Kay Redfield Jamison

Kay Redfield Jamison ( born June 22, 1946) is an American psychologist, psychiatry professor and author of several books about the disease bipolar disorder from which she herself suffers.

Life and work

Jamison taught psychiatry at the Johns Hopkins University School of Medicine, and is an Honorary Professor of English at the University of St Andrews. Jamison received his doctorate in psychology at the University of California, Los Angeles, and was nominated for the title of Best Doctors in the United States. Time magazine named her Hero of Medicine.

Her work is often deals with the topic of suicide. They even undertook at the age of 28 years, attempted suicide by trying to poison himself with an overdose of lithium.

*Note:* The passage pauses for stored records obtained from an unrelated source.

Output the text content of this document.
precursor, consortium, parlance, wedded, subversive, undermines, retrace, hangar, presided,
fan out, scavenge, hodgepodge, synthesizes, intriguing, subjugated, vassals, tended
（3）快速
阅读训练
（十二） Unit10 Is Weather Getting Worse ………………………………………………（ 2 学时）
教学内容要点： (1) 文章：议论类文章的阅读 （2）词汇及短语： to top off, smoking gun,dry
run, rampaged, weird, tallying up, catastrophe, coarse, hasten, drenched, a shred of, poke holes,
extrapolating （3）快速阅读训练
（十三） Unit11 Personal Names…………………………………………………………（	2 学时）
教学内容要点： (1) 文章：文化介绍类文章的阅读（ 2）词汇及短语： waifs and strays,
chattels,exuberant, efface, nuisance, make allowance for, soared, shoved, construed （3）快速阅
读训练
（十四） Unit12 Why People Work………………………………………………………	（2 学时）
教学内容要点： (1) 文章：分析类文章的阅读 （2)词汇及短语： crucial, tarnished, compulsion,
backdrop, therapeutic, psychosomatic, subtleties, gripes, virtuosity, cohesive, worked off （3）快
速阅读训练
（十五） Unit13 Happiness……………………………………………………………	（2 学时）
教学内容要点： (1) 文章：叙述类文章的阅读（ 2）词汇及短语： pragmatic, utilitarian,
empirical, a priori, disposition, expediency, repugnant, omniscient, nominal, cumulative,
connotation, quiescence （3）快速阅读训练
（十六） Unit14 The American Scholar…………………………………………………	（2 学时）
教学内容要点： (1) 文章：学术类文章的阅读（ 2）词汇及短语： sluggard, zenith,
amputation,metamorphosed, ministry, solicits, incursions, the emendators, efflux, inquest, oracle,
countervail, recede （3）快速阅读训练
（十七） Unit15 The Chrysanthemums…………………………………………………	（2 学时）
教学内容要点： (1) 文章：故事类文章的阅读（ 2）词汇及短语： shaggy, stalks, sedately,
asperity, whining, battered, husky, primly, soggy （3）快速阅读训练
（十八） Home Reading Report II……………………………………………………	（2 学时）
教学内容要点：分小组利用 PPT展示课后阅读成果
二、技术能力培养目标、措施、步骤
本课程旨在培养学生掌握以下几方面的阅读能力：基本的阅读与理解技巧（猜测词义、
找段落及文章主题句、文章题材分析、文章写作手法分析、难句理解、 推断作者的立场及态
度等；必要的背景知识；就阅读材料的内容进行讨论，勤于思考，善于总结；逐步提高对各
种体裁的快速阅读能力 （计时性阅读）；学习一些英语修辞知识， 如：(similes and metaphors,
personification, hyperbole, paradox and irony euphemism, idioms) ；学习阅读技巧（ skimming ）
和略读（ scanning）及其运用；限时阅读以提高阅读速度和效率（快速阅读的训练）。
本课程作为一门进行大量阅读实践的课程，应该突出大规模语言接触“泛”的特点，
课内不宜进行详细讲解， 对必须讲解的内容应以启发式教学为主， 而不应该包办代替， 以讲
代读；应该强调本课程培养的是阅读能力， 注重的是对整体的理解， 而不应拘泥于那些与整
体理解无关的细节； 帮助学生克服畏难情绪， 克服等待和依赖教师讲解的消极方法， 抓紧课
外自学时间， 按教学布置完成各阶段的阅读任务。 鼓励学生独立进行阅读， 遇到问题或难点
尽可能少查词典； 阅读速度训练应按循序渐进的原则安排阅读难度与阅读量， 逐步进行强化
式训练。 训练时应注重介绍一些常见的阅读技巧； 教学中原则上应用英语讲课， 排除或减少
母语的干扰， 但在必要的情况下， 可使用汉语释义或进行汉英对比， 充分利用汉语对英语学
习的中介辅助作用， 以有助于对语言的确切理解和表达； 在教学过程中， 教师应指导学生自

Her principal work manic-depressive illness, which she co-wrote with Frederick K. Goodwin, is considered basic work on this mental disorder.

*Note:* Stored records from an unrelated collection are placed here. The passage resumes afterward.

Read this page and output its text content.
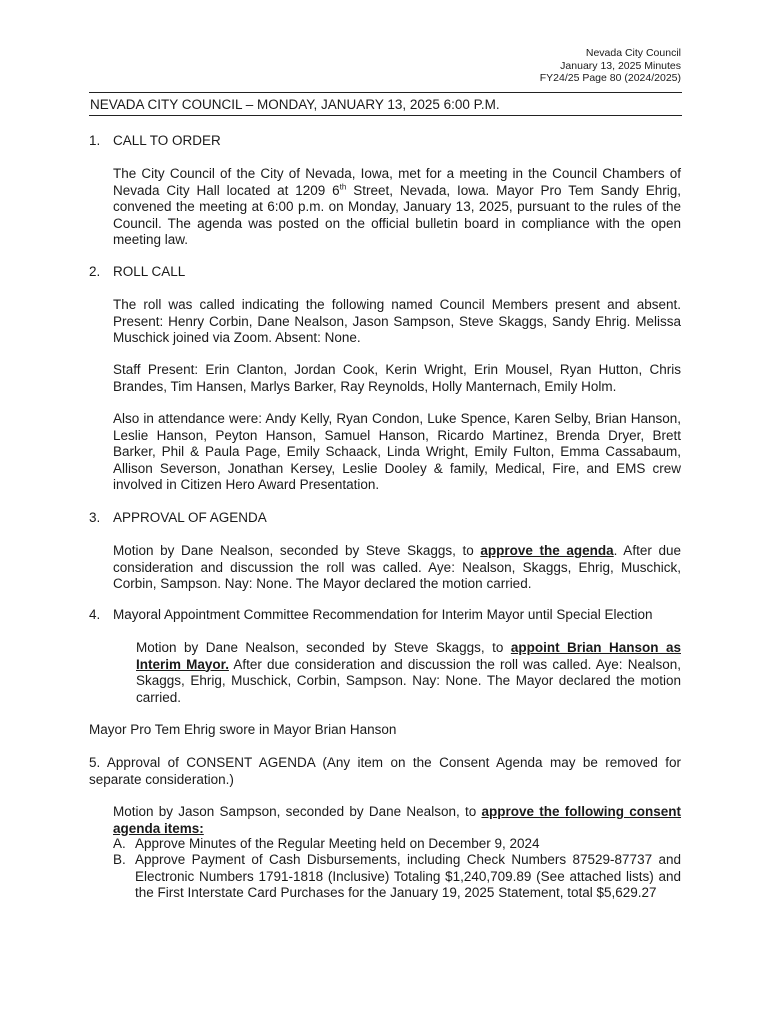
Nevada City Council
January 13, 2025 Minutes
FY24/25 Page 80 (2024/2025)
NEVADA CITY COUNCIL – MONDAY, JANUARY 13, 2025 6:00 P.M.
1. CALL TO ORDER
The City Council of the City of Nevada, Iowa, met for a meeting in the Council Chambers of Nevada City Hall located at 1209 6th Street, Nevada, Iowa. Mayor Pro Tem Sandy Ehrig, convened the meeting at 6:00 p.m. on Monday, January 13, 2025, pursuant to the rules of the Council. The agenda was posted on the official bulletin board in compliance with the open meeting law.
2. ROLL CALL
The roll was called indicating the following named Council Members present and absent. Present: Henry Corbin, Dane Nealson, Jason Sampson, Steve Skaggs, Sandy Ehrig. Melissa Muschick joined via Zoom. Absent: None.
Staff Present: Erin Clanton, Jordan Cook, Kerin Wright, Erin Mousel, Ryan Hutton, Chris Brandes, Tim Hansen, Marlys Barker, Ray Reynolds, Holly Manternach, Emily Holm.
Also in attendance were: Andy Kelly, Ryan Condon, Luke Spence, Karen Selby, Brian Hanson, Leslie Hanson, Peyton Hanson, Samuel Hanson, Ricardo Martinez, Brenda Dryer, Brett Barker, Phil & Paula Page, Emily Schaack, Linda Wright, Emily Fulton, Emma Cassabaum, Allison Severson, Jonathan Kersey, Leslie Dooley & family, Medical, Fire, and EMS crew involved in Citizen Hero Award Presentation.
3. APPROVAL OF AGENDA
Motion by Dane Nealson, seconded by Steve Skaggs, to approve the agenda. After due consideration and discussion the roll was called. Aye: Nealson, Skaggs, Ehrig, Muschick, Corbin, Sampson. Nay: None. The Mayor declared the motion carried.
4. Mayoral Appointment Committee Recommendation for Interim Mayor until Special Election
Motion by Dane Nealson, seconded by Steve Skaggs, to appoint Brian Hanson as Interim Mayor. After due consideration and discussion the roll was called. Aye: Nealson, Skaggs, Ehrig, Muschick, Corbin, Sampson. Nay: None. The Mayor declared the motion carried.
Mayor Pro Tem Ehrig swore in Mayor Brian Hanson
5. Approval of CONSENT AGENDA (Any item on the Consent Agenda may be removed for separate consideration.)
Motion by Jason Sampson, seconded by Dane Nealson, to approve the following consent agenda items:
A. Approve Minutes of the Regular Meeting held on December 9, 2024
B. Approve Payment of Cash Disbursements, including Check Numbers 87529-87737 and Electronic Numbers 1791-1818 (Inclusive) Totaling $1,240,709.89 (See attached lists) and the First Interstate Card Purchases for the January 19, 2025 Statement, total $5,629.27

Kay Redfield Jamison is the patron of the German homepage BipolArt, the creative works published mentally ill to fight in this way against the discrimination of these people.

2001 she was a MacArthur Fellow. 2013 she was awarded the Lewis Thomas Prize.

Writings (selection )

  • An Unquiet Mind. Vintage Books, New York 1995, ISBN 0-679-76330-9 ( autobiography ). My restless soul. The history of manic depression. Goldmann Verlag, Munich 1999, ISBN 3-442-15030-2.
  • When it gets dark. For an understanding of suicide. BTV, Berliner Taschenbuch Verlag, Berlin 2002, ISBN 3-8333-0232-1.